Powell echoed the central bank’s news of last week’s rate hike and confirmed the official Taper announcement in November. The chairman of the central bank stressed in his statement that until the central bank buys the securities, it will follow a compliant policy.
He noted that the problems in the supply chain should be reduced before inflation weakens. Powell, for example, acknowledged that supply problems had worsened in the automotive sector.
“This is supply-demand imbalance. Supply side problems must subside before inflation can subside,” Powell said.
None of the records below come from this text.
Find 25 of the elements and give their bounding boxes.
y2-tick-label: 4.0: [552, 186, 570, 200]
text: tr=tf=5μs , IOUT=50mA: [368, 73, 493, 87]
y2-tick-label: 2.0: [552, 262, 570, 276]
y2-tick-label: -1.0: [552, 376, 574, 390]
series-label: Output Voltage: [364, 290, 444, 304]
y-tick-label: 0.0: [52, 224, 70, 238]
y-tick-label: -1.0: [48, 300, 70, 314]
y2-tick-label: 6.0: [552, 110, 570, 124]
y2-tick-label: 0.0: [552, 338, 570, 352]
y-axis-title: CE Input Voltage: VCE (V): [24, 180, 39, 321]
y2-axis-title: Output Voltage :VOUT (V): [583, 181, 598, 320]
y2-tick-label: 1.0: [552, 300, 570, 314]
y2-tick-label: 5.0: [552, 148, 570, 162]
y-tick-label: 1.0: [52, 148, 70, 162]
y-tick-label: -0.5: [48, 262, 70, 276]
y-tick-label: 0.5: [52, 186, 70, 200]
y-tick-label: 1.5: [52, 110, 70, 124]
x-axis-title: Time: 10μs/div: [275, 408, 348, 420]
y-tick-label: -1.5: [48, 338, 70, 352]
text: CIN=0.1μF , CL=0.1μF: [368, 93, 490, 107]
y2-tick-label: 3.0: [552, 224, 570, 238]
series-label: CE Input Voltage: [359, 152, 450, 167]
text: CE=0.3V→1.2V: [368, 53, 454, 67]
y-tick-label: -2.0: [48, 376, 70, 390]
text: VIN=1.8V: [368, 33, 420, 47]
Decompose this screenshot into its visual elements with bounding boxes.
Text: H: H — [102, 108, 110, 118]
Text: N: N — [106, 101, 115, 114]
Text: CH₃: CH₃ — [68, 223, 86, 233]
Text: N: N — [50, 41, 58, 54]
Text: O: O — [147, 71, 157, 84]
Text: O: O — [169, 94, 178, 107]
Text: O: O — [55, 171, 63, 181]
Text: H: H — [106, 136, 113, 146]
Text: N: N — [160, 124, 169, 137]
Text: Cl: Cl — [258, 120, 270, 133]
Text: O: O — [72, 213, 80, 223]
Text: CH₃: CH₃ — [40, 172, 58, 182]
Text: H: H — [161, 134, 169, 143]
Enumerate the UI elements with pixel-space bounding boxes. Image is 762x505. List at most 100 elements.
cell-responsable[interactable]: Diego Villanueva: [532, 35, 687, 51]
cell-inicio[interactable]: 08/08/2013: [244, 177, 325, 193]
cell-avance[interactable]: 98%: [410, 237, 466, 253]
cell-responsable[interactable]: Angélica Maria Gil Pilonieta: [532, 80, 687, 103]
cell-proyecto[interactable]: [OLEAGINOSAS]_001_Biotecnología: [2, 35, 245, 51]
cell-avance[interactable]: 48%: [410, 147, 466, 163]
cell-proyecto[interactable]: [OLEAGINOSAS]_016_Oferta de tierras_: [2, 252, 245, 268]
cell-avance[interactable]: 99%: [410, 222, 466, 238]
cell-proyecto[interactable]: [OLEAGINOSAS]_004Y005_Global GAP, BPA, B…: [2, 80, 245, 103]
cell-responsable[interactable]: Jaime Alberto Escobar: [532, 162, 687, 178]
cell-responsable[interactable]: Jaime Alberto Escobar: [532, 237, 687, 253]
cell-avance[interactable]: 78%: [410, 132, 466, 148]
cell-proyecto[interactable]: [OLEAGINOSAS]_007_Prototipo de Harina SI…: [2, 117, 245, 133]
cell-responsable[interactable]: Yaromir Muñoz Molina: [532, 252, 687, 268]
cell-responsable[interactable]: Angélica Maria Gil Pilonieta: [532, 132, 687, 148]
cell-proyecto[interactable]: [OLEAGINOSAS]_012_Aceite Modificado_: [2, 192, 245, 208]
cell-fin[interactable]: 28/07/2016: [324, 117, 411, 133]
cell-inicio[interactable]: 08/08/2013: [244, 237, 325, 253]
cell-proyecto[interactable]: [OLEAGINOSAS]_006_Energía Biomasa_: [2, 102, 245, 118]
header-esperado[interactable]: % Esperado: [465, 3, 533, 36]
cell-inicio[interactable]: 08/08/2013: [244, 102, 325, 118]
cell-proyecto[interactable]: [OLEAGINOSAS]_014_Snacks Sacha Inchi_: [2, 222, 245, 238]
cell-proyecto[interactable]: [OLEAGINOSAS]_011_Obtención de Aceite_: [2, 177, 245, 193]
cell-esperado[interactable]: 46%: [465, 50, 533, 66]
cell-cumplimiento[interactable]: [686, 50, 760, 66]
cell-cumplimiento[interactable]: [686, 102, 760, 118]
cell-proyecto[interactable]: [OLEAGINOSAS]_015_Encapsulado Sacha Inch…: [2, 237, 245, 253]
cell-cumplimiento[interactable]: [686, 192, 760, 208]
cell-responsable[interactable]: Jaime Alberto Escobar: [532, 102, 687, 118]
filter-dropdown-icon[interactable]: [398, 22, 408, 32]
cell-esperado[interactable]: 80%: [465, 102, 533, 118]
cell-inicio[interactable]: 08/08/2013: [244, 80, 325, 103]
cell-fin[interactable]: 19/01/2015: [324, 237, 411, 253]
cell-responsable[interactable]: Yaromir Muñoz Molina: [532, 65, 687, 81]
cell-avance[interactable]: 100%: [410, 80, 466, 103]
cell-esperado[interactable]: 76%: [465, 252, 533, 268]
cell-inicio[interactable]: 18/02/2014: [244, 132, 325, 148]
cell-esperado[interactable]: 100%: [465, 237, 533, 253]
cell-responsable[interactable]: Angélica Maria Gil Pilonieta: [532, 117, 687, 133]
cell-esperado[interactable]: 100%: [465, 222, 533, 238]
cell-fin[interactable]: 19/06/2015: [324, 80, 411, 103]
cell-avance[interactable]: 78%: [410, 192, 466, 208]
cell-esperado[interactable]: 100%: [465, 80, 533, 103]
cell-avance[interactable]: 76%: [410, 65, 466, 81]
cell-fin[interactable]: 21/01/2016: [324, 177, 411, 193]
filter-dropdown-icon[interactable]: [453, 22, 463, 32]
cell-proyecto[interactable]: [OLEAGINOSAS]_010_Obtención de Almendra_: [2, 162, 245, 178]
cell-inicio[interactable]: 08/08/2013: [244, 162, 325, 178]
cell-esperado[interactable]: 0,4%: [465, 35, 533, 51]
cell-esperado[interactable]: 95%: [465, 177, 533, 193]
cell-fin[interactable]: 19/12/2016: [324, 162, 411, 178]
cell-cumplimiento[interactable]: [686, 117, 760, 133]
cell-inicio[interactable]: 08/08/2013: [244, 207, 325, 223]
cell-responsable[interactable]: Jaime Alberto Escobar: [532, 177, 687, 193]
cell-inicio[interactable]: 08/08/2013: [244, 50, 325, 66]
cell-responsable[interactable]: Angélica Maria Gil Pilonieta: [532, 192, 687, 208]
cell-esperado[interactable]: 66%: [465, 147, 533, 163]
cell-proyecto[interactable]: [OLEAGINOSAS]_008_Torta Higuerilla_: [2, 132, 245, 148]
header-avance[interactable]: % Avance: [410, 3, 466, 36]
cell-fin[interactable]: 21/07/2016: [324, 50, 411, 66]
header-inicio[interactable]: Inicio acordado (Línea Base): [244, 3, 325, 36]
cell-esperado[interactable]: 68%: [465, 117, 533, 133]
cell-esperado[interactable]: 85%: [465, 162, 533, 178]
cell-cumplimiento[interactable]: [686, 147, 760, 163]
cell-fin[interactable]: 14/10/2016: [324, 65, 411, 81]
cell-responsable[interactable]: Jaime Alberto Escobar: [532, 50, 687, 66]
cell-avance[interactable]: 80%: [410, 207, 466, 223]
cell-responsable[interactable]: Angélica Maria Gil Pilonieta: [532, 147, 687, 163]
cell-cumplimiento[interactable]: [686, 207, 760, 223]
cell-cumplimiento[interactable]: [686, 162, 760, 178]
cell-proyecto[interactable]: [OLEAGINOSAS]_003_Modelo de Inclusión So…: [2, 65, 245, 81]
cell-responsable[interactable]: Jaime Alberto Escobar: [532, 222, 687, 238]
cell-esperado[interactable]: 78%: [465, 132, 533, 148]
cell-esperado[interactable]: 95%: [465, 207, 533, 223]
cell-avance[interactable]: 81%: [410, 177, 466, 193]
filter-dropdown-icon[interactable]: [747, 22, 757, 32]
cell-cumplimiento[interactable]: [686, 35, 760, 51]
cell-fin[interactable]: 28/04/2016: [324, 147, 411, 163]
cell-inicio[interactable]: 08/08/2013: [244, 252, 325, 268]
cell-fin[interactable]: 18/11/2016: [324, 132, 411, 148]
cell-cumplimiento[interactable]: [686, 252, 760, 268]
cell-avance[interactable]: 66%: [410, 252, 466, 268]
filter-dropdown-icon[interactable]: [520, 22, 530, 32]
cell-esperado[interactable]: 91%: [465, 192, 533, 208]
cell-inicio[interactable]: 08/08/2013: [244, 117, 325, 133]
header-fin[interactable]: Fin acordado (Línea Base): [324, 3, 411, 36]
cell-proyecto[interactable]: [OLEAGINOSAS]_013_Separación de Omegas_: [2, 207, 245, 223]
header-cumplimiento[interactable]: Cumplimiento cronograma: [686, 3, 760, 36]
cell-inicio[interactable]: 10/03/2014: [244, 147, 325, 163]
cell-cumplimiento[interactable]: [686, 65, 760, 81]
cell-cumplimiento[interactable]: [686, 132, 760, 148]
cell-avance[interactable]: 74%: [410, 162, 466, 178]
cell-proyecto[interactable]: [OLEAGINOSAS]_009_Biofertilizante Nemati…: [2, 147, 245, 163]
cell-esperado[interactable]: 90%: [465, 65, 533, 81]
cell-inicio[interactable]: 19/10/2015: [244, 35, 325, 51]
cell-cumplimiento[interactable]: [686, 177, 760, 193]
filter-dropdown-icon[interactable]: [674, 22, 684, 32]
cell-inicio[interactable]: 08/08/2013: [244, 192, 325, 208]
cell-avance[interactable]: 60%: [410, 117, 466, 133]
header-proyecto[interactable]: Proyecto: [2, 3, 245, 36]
Powell’s statement following the news that two central bank members are leaving. Boston Fed and Dallas Fed leaders Eric Rosengren and Robert Kaplan announced their exit on Monday amid statements of their trading activity, sparking criticism of the central bank’s ethical rules. Rosengren will leave anyway for health reasons.
Separately from Powell, his predecessor and current U.S. Treasury Secretary Janet Yellen delivered speeches on economics in the Senate on Tuesday.
Yellen mainly focused on the urgent increase in the US debt ceiling. If this does not happen before mid-October, the U.S. will run out of money, which Yellen says could lead to disaster. “The United States will return to normalcy for the first time in history,” the secretary said. That, he says, leads to a financial crisis and a recession.